Expected usage is as follows:
  1. Generate a combined (train + dev + test) data set file:
    ./data-set/generateCombined.py 
  2. Generate the features:
    ./feature-generation/mostFeatures.py
  3. Train a svm model on train + dev and apply it to test
    ./experiment/experiment.py
Once finished the output can be found in ./experiment/output/PIT2015_TKLBLIIR_rbfsvm.output
The steps are automated in the script run.sh

Some common usage scenarios:

Replicate TKLBLIIR Semeval result:

Follow the above pipeline exactly (execute the run.sh script).

Evaluation is done using the official evaluation script (also available in the ./experiment/output folder). The output should be:
  838	TKLBLIIR	01_rbfsvm		0.658	0.627	0.691	
  

Annotate a new test set

Before starting, replace ./data-set/test with your own test file in the same format (the official Semeval 2015 Task 1 format). Run the above pipeline (execute the run.sh script). The output can be found in ./experiment/output/PIT2015_TKLBLIIR_rbfsvm.output .

NOTE:

Perform SVM parameter optimisation:

C and gamma SVM parameter values are hard-coded into experiment.py, if you wish to verify the values using grid search (or find better ones) go to the experiment subfolder and run
./experiment/opt-params.py N 
Where N is the number of parallel threads you can afford to use. The script will perform a grid search in the space of possible C and gamma values guided by a 10-fold crossvalidation on the training set. Depending on your computer this may take a long time. After the search has finished the optimal parameters will be reported.

Change the features used:

The format of a feature file is (e.g. for two features):
     (line 0) featurename1 | featurename2
     (line 1) example1-ID | ex1-featurename1-value | ex1-featurename2-value
     (line 2) example2-ID | ex2-featurename1-value | ex2-featurename2-value
     
Each file can contain one or more features. There can be more than one file. The models use all features from all feature files located in ./experiment/feature-files.
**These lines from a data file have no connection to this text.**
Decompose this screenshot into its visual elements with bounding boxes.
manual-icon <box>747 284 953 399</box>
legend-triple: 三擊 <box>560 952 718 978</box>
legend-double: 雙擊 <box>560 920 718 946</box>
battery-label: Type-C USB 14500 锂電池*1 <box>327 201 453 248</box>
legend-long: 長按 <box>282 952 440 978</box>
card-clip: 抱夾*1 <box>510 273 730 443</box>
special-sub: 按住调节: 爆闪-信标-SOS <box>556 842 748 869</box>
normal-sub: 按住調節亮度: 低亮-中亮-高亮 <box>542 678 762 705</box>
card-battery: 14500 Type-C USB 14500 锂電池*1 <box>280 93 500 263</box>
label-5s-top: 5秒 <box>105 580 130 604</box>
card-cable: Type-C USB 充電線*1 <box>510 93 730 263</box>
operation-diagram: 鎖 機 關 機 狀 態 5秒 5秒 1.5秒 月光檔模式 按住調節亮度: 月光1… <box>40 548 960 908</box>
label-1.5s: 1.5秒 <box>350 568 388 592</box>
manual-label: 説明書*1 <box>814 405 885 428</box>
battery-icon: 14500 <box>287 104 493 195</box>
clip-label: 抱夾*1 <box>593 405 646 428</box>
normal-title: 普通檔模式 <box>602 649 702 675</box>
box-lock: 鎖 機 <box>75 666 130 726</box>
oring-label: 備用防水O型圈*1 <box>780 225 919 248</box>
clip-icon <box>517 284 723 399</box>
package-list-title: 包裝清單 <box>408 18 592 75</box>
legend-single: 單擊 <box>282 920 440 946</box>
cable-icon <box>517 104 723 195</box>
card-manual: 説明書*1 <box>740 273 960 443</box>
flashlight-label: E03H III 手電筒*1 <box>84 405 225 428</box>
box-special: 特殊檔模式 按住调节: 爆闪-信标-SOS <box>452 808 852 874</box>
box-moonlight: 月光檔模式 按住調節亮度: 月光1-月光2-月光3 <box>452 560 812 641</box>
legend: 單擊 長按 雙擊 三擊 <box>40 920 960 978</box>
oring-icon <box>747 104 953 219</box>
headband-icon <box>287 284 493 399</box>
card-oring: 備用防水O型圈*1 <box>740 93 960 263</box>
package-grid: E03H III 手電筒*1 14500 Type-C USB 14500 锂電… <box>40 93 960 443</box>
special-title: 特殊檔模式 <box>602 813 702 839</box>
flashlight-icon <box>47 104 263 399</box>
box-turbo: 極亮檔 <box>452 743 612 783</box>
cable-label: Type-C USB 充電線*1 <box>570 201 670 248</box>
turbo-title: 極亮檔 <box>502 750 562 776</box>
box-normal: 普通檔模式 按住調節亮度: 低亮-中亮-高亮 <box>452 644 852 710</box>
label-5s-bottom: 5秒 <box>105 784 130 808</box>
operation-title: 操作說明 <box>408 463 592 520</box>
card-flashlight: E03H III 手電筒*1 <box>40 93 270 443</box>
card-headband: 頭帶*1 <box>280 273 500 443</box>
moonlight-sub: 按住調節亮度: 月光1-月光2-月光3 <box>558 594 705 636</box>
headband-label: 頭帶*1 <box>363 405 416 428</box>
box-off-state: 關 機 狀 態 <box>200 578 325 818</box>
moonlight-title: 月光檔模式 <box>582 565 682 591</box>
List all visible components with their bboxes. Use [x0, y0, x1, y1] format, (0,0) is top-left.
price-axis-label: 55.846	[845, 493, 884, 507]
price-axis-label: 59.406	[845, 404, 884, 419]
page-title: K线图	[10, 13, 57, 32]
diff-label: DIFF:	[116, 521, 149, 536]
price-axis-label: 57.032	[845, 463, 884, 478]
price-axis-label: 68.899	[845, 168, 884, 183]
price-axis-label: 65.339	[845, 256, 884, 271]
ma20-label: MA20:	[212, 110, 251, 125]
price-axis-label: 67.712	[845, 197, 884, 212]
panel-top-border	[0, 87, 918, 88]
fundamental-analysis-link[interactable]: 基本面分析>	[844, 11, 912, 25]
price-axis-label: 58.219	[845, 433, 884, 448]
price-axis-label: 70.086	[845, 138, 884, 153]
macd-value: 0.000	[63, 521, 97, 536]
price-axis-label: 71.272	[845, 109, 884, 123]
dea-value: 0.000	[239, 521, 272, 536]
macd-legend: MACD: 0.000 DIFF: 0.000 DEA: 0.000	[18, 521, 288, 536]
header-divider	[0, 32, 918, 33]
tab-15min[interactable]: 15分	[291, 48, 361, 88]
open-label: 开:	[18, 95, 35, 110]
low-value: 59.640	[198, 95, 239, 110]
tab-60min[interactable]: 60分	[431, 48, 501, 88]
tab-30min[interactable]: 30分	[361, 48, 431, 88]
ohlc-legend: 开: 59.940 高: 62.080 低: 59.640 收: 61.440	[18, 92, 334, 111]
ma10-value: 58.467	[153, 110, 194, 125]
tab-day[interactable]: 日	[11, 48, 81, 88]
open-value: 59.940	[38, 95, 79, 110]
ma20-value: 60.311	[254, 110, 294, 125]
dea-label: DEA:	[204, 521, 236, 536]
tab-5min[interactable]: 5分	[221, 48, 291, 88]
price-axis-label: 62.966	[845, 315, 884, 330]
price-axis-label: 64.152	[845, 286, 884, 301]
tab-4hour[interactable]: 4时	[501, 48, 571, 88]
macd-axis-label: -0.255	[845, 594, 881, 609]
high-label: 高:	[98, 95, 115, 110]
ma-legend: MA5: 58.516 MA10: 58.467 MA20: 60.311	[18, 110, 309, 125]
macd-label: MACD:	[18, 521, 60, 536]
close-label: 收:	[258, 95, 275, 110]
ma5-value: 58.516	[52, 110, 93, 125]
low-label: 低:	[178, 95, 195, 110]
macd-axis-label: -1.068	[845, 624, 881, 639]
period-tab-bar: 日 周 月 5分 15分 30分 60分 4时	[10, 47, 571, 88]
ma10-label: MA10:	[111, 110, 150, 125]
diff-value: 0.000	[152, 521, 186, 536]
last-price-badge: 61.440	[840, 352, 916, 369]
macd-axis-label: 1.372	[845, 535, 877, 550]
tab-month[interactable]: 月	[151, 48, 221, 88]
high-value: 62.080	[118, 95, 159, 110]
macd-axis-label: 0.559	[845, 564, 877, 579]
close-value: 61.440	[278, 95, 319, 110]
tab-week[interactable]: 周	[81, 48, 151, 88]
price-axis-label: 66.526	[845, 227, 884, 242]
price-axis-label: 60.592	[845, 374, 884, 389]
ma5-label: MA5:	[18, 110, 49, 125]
You may affect the features as you wish by manipulating these files. E.g. you may add a new feature by adding a properly formatted file to this folder. This is exactly how the ./feature-generation/mostFeatures.py script adds features.
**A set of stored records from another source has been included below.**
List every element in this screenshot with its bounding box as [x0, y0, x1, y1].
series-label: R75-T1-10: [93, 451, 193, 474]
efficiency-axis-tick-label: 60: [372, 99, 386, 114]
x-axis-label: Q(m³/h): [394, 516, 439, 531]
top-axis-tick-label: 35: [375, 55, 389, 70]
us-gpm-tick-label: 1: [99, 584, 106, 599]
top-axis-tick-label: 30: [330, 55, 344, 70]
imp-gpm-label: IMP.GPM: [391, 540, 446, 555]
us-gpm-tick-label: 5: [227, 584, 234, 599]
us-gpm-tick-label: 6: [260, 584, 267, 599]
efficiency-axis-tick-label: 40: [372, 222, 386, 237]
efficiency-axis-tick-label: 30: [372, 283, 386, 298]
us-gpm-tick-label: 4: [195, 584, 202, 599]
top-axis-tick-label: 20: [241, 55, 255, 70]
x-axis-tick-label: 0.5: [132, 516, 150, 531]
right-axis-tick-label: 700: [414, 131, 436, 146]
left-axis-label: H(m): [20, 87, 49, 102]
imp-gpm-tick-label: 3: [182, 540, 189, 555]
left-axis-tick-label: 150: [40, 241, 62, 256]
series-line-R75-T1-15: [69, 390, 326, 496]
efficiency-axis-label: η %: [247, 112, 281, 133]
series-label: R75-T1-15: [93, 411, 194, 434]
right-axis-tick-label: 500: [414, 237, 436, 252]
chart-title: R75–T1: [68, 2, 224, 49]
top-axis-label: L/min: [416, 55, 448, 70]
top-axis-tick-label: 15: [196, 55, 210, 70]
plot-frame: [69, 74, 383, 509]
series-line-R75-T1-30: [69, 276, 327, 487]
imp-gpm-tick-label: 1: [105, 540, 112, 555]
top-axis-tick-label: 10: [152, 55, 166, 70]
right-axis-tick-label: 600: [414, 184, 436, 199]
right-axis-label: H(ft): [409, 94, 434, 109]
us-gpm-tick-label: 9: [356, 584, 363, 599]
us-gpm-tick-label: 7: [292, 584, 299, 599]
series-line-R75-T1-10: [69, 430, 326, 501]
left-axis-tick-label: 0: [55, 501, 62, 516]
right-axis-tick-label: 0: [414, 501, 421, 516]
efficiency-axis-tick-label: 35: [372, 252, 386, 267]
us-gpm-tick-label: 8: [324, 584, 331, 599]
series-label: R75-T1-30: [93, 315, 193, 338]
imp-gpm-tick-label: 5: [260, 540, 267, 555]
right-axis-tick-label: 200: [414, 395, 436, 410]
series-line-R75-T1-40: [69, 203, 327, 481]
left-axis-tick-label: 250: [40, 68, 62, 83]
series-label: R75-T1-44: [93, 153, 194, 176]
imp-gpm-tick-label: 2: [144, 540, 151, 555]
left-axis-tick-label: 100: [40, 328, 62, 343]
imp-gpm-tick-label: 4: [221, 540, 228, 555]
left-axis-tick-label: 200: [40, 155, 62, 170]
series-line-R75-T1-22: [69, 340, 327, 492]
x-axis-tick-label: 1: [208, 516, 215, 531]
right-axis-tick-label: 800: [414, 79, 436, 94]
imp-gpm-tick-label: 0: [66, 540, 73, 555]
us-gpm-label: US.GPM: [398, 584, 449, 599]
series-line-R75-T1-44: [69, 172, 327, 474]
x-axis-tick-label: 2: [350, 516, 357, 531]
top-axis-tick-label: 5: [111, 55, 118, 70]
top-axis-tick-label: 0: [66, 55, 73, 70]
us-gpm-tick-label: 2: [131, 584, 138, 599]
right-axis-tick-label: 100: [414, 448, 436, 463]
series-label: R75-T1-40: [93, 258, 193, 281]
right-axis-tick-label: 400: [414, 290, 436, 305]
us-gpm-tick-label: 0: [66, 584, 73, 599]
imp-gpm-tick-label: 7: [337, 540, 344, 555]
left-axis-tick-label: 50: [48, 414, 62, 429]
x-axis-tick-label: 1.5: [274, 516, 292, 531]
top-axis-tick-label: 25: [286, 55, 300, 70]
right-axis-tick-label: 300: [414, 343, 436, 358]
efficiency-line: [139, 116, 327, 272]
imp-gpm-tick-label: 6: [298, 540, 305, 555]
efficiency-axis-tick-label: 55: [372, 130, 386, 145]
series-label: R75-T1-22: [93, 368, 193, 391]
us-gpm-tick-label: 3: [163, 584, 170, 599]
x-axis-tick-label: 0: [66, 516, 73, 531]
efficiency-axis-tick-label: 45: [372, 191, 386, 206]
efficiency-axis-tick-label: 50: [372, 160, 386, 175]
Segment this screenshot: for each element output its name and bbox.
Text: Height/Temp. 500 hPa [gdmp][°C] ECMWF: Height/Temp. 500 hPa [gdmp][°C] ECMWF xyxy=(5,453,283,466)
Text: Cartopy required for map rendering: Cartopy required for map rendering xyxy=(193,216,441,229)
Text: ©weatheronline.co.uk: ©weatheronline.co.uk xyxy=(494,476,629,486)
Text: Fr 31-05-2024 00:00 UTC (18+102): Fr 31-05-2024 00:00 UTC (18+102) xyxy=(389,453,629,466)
You can find the raw text data (including IDs) from which to generate your features in the file ./data-set/combined.data.

2.4 Final notes

3 License

This code is available under a derivative of a BSD-license that requires proper attribution. Essentially, you can use, modify and sell this software or the derived software in academic and non-academic, commercial and non-commercial, open-source and closed-source settings, but you have to give proper credit.